VPNs and desktop sharing slow you down and put you at risk

March 26, 2019//SecureLink

When you think about providing remote access to your network, VPNs and desktop sharing are the two most frequently used methods. VPNs are great for allowing access to local resources, but they present challenges for access for third-party vendors. Similarly, desktop sharing tools like WebEx and GoToMyPC provide remote access for end-users, they also create challenges for remote vendor access. Desktop sharing tools lack the stringent security controls required by highly regulated industries, like healthcare, legal, retail, and finance.
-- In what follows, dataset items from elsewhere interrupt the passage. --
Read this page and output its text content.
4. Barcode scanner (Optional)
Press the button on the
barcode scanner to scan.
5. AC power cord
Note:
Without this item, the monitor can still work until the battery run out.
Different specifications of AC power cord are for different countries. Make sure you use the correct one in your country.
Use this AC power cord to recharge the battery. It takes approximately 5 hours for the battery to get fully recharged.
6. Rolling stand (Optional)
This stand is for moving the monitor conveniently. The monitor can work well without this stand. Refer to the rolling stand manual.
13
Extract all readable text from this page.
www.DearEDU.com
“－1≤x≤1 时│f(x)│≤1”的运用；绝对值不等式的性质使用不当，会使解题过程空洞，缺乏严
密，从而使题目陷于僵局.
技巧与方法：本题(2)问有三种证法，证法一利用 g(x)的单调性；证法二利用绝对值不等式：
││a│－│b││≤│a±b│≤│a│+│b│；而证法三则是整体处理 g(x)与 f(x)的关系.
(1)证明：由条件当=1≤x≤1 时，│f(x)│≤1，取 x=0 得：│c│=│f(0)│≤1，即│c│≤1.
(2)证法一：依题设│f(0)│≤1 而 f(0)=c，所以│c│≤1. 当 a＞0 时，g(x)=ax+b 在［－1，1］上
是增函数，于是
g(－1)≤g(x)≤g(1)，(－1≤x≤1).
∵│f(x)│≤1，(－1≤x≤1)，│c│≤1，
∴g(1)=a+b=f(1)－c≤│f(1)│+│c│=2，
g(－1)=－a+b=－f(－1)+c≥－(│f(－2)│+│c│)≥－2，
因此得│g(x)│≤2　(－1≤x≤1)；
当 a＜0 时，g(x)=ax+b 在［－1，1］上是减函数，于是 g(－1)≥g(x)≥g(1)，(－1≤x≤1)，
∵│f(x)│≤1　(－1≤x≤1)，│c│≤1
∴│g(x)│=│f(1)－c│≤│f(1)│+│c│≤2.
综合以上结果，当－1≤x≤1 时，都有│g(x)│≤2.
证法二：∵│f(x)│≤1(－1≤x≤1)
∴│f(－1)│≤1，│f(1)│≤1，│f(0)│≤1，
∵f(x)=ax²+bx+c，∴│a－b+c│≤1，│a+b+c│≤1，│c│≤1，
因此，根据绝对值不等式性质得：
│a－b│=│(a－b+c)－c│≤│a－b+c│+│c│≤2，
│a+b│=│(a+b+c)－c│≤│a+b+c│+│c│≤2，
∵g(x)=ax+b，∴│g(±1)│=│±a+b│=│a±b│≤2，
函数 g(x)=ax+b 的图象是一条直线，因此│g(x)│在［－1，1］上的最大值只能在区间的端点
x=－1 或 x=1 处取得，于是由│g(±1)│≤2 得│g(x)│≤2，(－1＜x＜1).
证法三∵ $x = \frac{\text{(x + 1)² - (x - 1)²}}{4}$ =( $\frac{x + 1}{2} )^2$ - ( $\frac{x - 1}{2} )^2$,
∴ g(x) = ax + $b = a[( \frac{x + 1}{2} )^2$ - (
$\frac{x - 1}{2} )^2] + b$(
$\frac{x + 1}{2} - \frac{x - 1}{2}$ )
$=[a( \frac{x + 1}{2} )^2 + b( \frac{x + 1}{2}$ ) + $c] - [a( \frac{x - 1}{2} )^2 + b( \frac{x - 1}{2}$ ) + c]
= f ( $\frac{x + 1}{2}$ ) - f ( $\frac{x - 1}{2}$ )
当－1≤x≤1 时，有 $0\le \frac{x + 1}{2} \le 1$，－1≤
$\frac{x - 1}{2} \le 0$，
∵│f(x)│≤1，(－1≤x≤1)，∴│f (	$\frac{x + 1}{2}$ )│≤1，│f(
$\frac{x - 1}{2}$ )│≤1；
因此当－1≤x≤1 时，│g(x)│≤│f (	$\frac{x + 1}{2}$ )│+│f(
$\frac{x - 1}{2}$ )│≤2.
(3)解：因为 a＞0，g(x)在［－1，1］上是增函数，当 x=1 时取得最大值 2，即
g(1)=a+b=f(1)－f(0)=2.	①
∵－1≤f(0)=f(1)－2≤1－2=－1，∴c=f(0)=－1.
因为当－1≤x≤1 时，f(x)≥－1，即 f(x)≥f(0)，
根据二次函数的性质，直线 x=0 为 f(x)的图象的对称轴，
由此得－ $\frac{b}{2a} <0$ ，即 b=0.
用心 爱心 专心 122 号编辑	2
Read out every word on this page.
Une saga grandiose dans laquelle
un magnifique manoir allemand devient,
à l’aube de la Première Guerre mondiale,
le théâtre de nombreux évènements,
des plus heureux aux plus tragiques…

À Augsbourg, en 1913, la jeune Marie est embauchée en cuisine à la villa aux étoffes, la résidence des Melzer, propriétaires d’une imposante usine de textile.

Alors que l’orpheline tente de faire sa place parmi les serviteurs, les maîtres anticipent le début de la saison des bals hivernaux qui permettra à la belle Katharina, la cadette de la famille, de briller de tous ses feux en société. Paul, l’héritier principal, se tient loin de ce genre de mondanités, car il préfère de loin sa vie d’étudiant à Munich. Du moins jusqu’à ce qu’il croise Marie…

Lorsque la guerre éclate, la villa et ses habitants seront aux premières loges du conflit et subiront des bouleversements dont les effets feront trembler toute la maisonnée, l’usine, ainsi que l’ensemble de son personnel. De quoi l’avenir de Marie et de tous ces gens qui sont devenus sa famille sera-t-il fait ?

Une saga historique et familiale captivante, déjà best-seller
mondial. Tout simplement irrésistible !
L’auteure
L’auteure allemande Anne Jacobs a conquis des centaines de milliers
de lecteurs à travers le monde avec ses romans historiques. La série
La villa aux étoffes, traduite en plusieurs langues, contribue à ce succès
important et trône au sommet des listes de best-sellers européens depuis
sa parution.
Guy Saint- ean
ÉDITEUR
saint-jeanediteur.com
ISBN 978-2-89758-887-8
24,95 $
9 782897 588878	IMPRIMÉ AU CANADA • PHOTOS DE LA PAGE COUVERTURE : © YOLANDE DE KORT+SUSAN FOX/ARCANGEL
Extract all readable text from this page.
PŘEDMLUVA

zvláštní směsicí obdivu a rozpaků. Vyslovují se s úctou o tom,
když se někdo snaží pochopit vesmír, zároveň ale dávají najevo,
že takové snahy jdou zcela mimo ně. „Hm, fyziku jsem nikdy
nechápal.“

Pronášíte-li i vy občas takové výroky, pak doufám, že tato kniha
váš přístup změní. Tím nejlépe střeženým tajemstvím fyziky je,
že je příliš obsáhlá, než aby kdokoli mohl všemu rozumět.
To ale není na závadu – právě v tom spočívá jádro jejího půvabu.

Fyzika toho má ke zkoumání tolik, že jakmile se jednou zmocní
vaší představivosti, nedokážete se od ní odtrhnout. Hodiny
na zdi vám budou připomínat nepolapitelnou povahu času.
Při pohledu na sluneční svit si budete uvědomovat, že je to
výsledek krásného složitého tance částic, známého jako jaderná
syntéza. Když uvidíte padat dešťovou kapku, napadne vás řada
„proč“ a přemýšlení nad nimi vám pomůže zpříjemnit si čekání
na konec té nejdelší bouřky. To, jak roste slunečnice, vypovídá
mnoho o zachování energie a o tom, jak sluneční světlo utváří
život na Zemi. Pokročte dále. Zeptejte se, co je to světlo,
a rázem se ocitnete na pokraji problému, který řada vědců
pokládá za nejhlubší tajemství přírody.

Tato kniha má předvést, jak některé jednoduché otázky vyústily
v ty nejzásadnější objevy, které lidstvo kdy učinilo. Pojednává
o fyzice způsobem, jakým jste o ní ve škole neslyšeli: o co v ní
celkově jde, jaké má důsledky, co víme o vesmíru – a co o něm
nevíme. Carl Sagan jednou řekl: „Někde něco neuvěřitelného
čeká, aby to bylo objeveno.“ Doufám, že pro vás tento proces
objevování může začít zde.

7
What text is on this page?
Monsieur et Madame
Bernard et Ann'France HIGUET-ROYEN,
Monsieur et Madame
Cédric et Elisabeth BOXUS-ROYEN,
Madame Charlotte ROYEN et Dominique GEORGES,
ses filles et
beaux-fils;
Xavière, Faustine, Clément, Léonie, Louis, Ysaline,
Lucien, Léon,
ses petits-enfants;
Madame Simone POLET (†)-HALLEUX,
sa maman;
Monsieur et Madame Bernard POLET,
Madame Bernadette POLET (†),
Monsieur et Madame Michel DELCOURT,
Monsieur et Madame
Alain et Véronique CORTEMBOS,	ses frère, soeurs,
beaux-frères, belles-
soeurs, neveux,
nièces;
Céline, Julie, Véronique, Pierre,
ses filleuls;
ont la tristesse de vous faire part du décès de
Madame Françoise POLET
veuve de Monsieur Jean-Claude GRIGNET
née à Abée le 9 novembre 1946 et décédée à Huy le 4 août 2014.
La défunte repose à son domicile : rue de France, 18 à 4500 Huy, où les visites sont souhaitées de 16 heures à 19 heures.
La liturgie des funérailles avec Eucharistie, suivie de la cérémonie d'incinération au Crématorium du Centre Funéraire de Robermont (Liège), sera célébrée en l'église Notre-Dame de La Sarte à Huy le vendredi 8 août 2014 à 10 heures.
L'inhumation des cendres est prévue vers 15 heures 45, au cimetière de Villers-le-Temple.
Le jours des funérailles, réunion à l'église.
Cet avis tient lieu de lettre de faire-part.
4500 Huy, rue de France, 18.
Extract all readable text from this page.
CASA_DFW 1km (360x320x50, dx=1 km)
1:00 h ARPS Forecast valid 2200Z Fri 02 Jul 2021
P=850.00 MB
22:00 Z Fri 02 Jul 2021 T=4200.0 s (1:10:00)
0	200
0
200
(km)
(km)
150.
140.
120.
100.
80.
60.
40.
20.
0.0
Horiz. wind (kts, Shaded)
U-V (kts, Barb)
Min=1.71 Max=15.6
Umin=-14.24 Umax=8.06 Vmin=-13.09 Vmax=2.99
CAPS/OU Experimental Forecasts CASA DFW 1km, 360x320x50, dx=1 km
Here are some ways in which VPNs and desktop sharing can hinder your business processes:

  1. VPNs are one of the most common ways hackers enter networks: The more servers, applications, and network equipment that your third-party vendors can access, the more you have at risk. But with a VPN, they can access it all. One of the easiest, most common, ways a malicious hacker enters a network is through a third-party connection—in fact, 59% of all companies have experienced third-party data breaches. Deploying a VPN for your third-party vendors is essentially an open invitation for hackers to enter your network.
  2. There’s no third-party vendor accountability: VPNs don’t offer a granular audit function, so you can’t monitor and record every movement of every person utilizing the VPN, making the VPN an ideal place for hackers to enter your network. And without access to historical information, in the event of a breach due to a third-party vendor, you can’t prove which third-party created the issue.
  3. You can’t create or enforce policies to protect your credentials: Third-party vendors can have numerous practices that you can’t control – practices that create many opportunities for malicious hackers to enter your network, such as sharing credentials with other workers or reusing weak passwords from personal accounts that are easily hacked or exploited. And the threat is very real: 62% of network intrusions involve compromised credentials.
  4. The more secure your VPN is, the less productive your workforce is: While VPNs increase security, connection speeds and application performance can decrease due to a variety of factors. It takes time for VPNs to encrypt the data—and the higher the level of encryption you use, the more time it will take. And other factors, such as server location and server bandwidth, can also reduce speed. The result can be slow application performance or even lack of application access, impacting workforce productivity and customer service quality.
  5. High support costs of VPNs increase the cost of doing business: With VPNs, there’s no centralized remote management. So, without the ability to deploy, monitor and manage all of your connections from a remote location, your support personnel will spend a lot of time supporting the VPN. In addition, third-party vendors may frequently lack the in-house technical support to help with everything from initial setup to everyday issues. You might even need additional resources at your help desks to assist users.
  6. Desktop sharing authentication is minimal: Desktop sharing tools are great for collaboration, but they allow employees to surrender control of their desktop with minimal authentication. Worse, when it comes to third-party access, these tools may force vendors to bypass their own authentication structure.
  7. Desktop sharing does not provide strict access control: Desktop sharing does not provide the necessary support to limit access to web servers, databases, and business applications. This creates network vulnerabilities that can be exploited by hackers.
  8. Desktop sharing does not require sessions to be recorded: While most desktop sharing tools allow sessions to be recorded, this is rarely enabled. To be secure, these sessions should be recorded and include a complete list of activities of each individual participant.
  9. Desktop sharing has a limited audit trail:  To ensure compliance and accountability, audits should include details of files transferred, chats, session recordings, attendees, and other contextual information.